At times strenuous, repetitive and factually dubitable, however, The Goldfinch was not always an easy read. There are certainly passages in the novel that demand a “cut to the chase” response (especially during one of Boris’s self-indulgent rants), just as the plausibility of a great number of incidents deserves to be questioned (so much simply left to chance!). The Goldfinch is a rollercoaster ride. It’s exhilarating, but too many repetitive loops and turns do leave you feeling a bit light-headed.

Nonetheless, The Goldfinch deserves the Pulitzer because what we hear in Theo’s voice is the magic that keeps us turning the pages. We hear Theo’s longing for his mother, a childish anxiety and naivety that drive him to hide the painting, an adolescent frustration that sends him into the hallucinatory world of drug and drink, an omnipresent terror of being discovered and arrested, and a growing sense of mature understanding that emerges most profoundly at the end of the novel.

I recently read the first chapter of Marilynne Robinson's Gilead, which won the Pulitzer in 2005. The Goldfinch is probably its polar opposite in terms of style and pace. In the former, a pastor speaks to us throughout the novel in a slow, steady voice; in the latter, everything seems to tumble out of the pages in a magnificent storytelling way. The Luminaries (another huge novel), which won the Man Booker Prize last year, also has this effect.

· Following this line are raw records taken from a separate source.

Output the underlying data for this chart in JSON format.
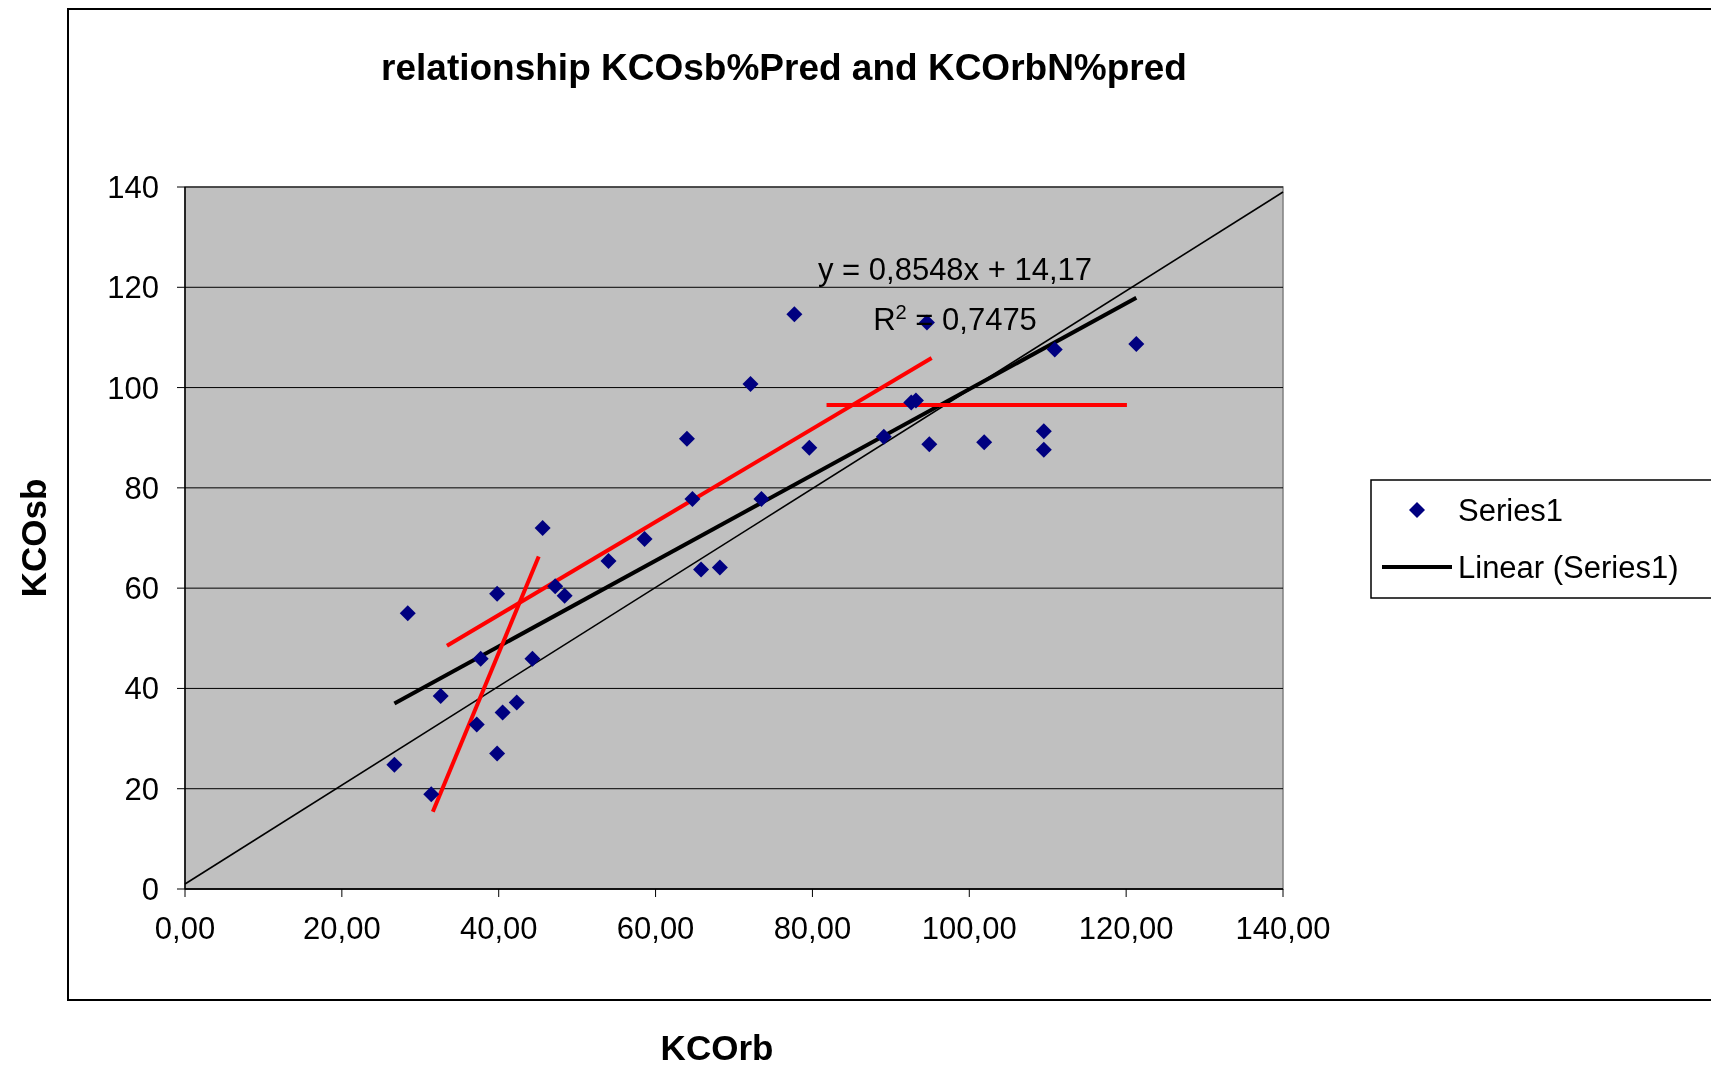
{
  "chart_data": {
    "type": "scatter",
    "title": "relationship KCOsb%Pred and KCOrbN%pred",
    "xlabel": "KCOrb",
    "ylabel": "KCOsb",
    "annotations": [
      "y = 0,8548x + 14,17",
      "R$^{2}$ = 0,7475"
    ],
    "xlim": [
      0,
      140
    ],
    "ylim": [
      0,
      140
    ],
    "xticks": [
      {
        "value": 0,
        "label": "0,00"
      },
      {
        "value": 20,
        "label": "20,00"
      },
      {
        "value": 40,
        "label": "40,00"
      },
      {
        "value": 60,
        "label": "60,00"
      },
      {
        "value": 80,
        "label": "80,00"
      },
      {
        "value": 100,
        "label": "100,00"
      },
      {
        "value": 120,
        "label": "120,00"
      },
      {
        "value": 140,
        "label": "140,00"
      }
    ],
    "yticks": [
      0,
      20,
      40,
      60,
      80,
      100,
      120,
      140
    ],
    "grid": "y",
    "legend": "right",
    "series": [
      {
        "name": "Series1",
        "marker": "diamond",
        "color": "#000080",
        "x": [
          26.7,
          28.4,
          31.4,
          32.6,
          37.2,
          37.7,
          39.8,
          39.8,
          40.5,
          42.3,
          44.3,
          45.6,
          47.2,
          48.4,
          54.0,
          58.6,
          64.0,
          64.7,
          65.8,
          68.2,
          72.1,
          73.5,
          77.7,
          79.6,
          89.1,
          92.6,
          93.2,
          94.6,
          94.9,
          101.9,
          109.5,
          109.5,
          110.9,
          121.3
        ],
        "values": [
          24.8,
          55.0,
          18.9,
          38.5,
          32.8,
          45.9,
          58.9,
          27.0,
          35.2,
          37.2,
          45.9,
          72.0,
          60.4,
          58.5,
          65.4,
          69.8,
          89.8,
          77.8,
          63.7,
          64.1,
          100.7,
          77.8,
          114.6,
          88.0,
          90.2,
          97.0,
          97.4,
          113.0,
          88.7,
          89.1,
          91.3,
          87.6,
          107.6,
          108.7
        ]
      },
      {
        "name": "Linear (Series1)",
        "type": "line",
        "color": "#000000",
        "x": [
          26.7,
          121.3
        ],
        "values": [
          37.0,
          117.9
        ]
      },
      {
        "type": "line",
        "color": "#000000",
        "x": [
          0,
          140
        ],
        "values": [
          1,
          139
        ]
      },
      {
        "type": "line",
        "color": "#ff0000",
        "x": [
          31.6,
          45.1
        ],
        "values": [
          15.4,
          66.3
        ]
      },
      {
        "type": "line",
        "color": "#ff0000",
        "x": [
          33.4,
          95.2
        ],
        "values": [
          48.5,
          105.9
        ]
      },
      {
        "type": "line",
        "color": "#ff0000",
        "x": [
          81.8,
          120.1
        ],
        "values": [
          96.5,
          96.5
        ]
      }
    ]
  }
}
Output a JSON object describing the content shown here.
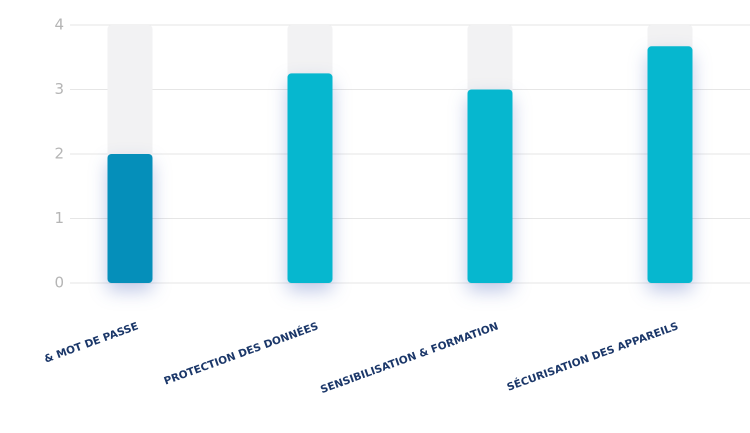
{
  "chart_data": {
    "type": "bar",
    "categories": [
      "& MOT DE PASSE",
      "PROTECTION DES DONNÉES",
      "SENSIBILISATION & FORMATION",
      "SÉCURISATION DES APPAREILS"
    ],
    "values": [
      2,
      3.25,
      3,
      3.67
    ],
    "colors": [
      "#058fba",
      "#06b7cf",
      "#06b7cf",
      "#06b7cf"
    ],
    "ylim": [
      0,
      4
    ],
    "yticks": [
      0,
      1,
      2,
      3,
      4
    ],
    "grid": true
  }
}
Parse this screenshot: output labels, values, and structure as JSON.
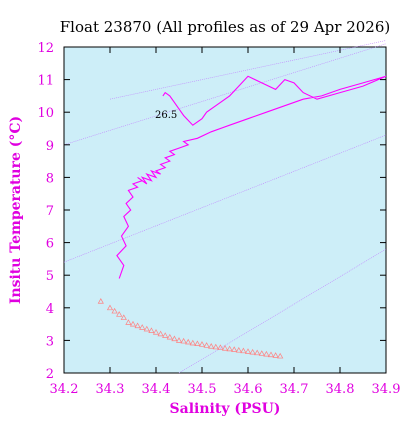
{
  "chart_data": {
    "type": "scatter",
    "title": "Float 23870  (All profiles as of 29 Apr 2026)",
    "xlabel": "Salinity (PSU)",
    "ylabel": "Insitu Temperature (°C)",
    "xlim": [
      34.2,
      34.9
    ],
    "ylim": [
      2,
      12
    ],
    "xticks": [
      "34.2",
      "34.3",
      "34.4",
      "34.5",
      "34.6",
      "34.7",
      "34.8",
      "34.9"
    ],
    "yticks": [
      "2",
      "3",
      "4",
      "5",
      "6",
      "7",
      "8",
      "9",
      "10",
      "11",
      "12"
    ],
    "grid": false,
    "isopycnal_label": "26.5",
    "colors": {
      "background": "#cdeef8",
      "axis": "#e000e0",
      "profile_line": "#ff00ff",
      "deep_marker": "#ff8080",
      "isopycnal": "#c080ff"
    },
    "series": [
      {
        "kind": "line",
        "x": [
          34.32,
          34.33,
          34.315,
          34.335,
          34.325,
          34.34,
          34.33,
          34.345,
          34.335,
          34.35,
          34.34,
          34.36,
          34.35,
          34.37,
          34.36,
          34.38,
          34.37,
          34.39,
          34.38,
          34.4,
          34.39,
          34.41,
          34.4,
          34.42,
          34.41,
          34.43,
          34.42,
          34.44,
          34.43,
          34.45,
          34.47,
          34.46,
          34.49,
          34.52,
          34.56,
          34.6,
          34.64,
          34.68,
          34.72,
          34.76,
          34.8,
          34.85,
          34.9,
          34.85,
          34.8,
          34.75,
          34.72,
          34.7,
          34.68,
          34.66,
          34.63,
          34.6,
          34.58,
          34.56,
          34.53,
          34.51,
          34.5,
          34.48,
          34.46,
          34.45,
          34.44,
          34.43,
          34.42,
          34.415
        ],
        "y": [
          4.9,
          5.3,
          5.6,
          5.9,
          6.2,
          6.5,
          6.8,
          7.0,
          7.2,
          7.4,
          7.6,
          7.7,
          7.8,
          7.9,
          8.0,
          7.8,
          8.0,
          7.9,
          8.1,
          8.0,
          8.2,
          8.1,
          8.2,
          8.3,
          8.4,
          8.5,
          8.6,
          8.7,
          8.8,
          8.9,
          9.0,
          9.1,
          9.2,
          9.4,
          9.6,
          9.8,
          10.0,
          10.2,
          10.4,
          10.5,
          10.7,
          10.9,
          11.1,
          10.8,
          10.6,
          10.4,
          10.6,
          10.9,
          11.0,
          10.7,
          10.9,
          11.1,
          10.8,
          10.5,
          10.2,
          10.0,
          9.8,
          9.6,
          9.9,
          10.1,
          10.3,
          10.5,
          10.6,
          10.5
        ]
      },
      {
        "kind": "markers",
        "x": [
          34.28,
          34.3,
          34.31,
          34.32,
          34.33,
          34.34,
          34.35,
          34.36,
          34.37,
          34.38,
          34.39,
          34.4,
          34.41,
          34.42,
          34.43,
          34.44,
          34.45,
          34.46,
          34.47,
          34.48,
          34.49,
          34.5,
          34.51,
          34.52,
          34.53,
          34.54,
          34.55,
          34.56,
          34.57,
          34.58,
          34.59,
          34.6,
          34.61,
          34.62,
          34.63,
          34.64,
          34.65,
          34.66,
          34.67
        ],
        "y": [
          4.2,
          4.0,
          3.9,
          3.8,
          3.7,
          3.55,
          3.5,
          3.45,
          3.4,
          3.35,
          3.3,
          3.25,
          3.2,
          3.15,
          3.1,
          3.05,
          3.0,
          2.98,
          2.95,
          2.92,
          2.9,
          2.88,
          2.85,
          2.82,
          2.8,
          2.78,
          2.76,
          2.74,
          2.72,
          2.7,
          2.68,
          2.66,
          2.64,
          2.62,
          2.6,
          2.58,
          2.56,
          2.54,
          2.52
        ]
      }
    ]
  }
}
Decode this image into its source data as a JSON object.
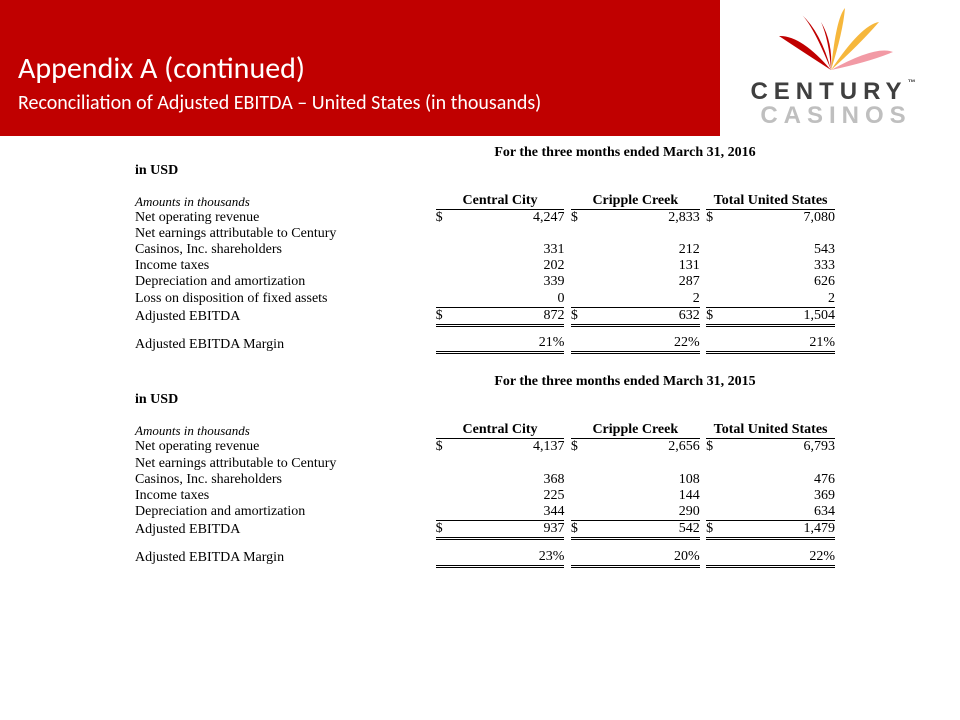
{
  "header": {
    "title": "Appendix A (continued)",
    "subtitle": "Reconciliation of Adjusted EBITDA – United States (in thousands)",
    "bar_color": "#c00000"
  },
  "logo": {
    "word1": "CENTURY",
    "word2": "CASINOS",
    "tm": "™",
    "burst_colors": [
      "#c00000",
      "#f6b73c",
      "#f29aa5"
    ]
  },
  "columns": {
    "c1": "Central City",
    "c2": "Cripple Creek",
    "c3": "Total United States"
  },
  "labels": {
    "in_usd": "in USD",
    "amounts": "Amounts in thousands",
    "net_rev": "Net operating revenue",
    "net_earn_a": "Net earnings attributable to Century",
    "net_earn_b": "Casinos, Inc. shareholders",
    "inc_tax": "Income taxes",
    "dep_amort": "Depreciation and amortization",
    "loss_disp": "Loss on disposition of fixed assets",
    "adj_ebitda": "Adjusted EBITDA",
    "adj_margin": "Adjusted EBITDA Margin",
    "currency": "$"
  },
  "tables": [
    {
      "period": "For the three months ended March 31, 2016",
      "has_loss_row": true,
      "rows": {
        "net_rev": {
          "c1": "4,247",
          "c2": "2,833",
          "c3": "7,080"
        },
        "net_earn": {
          "c1": "331",
          "c2": "212",
          "c3": "543"
        },
        "inc_tax": {
          "c1": "202",
          "c2": "131",
          "c3": "333"
        },
        "dep_amort": {
          "c1": "339",
          "c2": "287",
          "c3": "626"
        },
        "loss_disp": {
          "c1": "0",
          "c2": "2",
          "c3": "2"
        },
        "adj_ebitda": {
          "c1": "872",
          "c2": "632",
          "c3": "1,504"
        },
        "margin": {
          "c1": "21%",
          "c2": "22%",
          "c3": "21%"
        }
      }
    },
    {
      "period": "For the three months ended March 31, 2015",
      "has_loss_row": false,
      "rows": {
        "net_rev": {
          "c1": "4,137",
          "c2": "2,656",
          "c3": "6,793"
        },
        "net_earn": {
          "c1": "368",
          "c2": "108",
          "c3": "476"
        },
        "inc_tax": {
          "c1": "225",
          "c2": "144",
          "c3": "369"
        },
        "dep_amort": {
          "c1": "344",
          "c2": "290",
          "c3": "634"
        },
        "adj_ebitda": {
          "c1": "937",
          "c2": "542",
          "c3": "1,479"
        },
        "margin": {
          "c1": "23%",
          "c2": "20%",
          "c3": "22%"
        }
      }
    }
  ]
}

But regardless of whatever ‘kind’ of novel now sits on the crest of literary acclaim,
“I add my own love to the history of people who have loved beautiful things, and looked out for them, and pulled them from the fire, and sought them when they were lost, and tried to preserve them and save them while passing them along literally from hand to hand, singing out brilliantly from the wreck of time to the next generation of lovers, and the next.”
Theo does this for The Goldfinch, and I certainly hope to do it for books.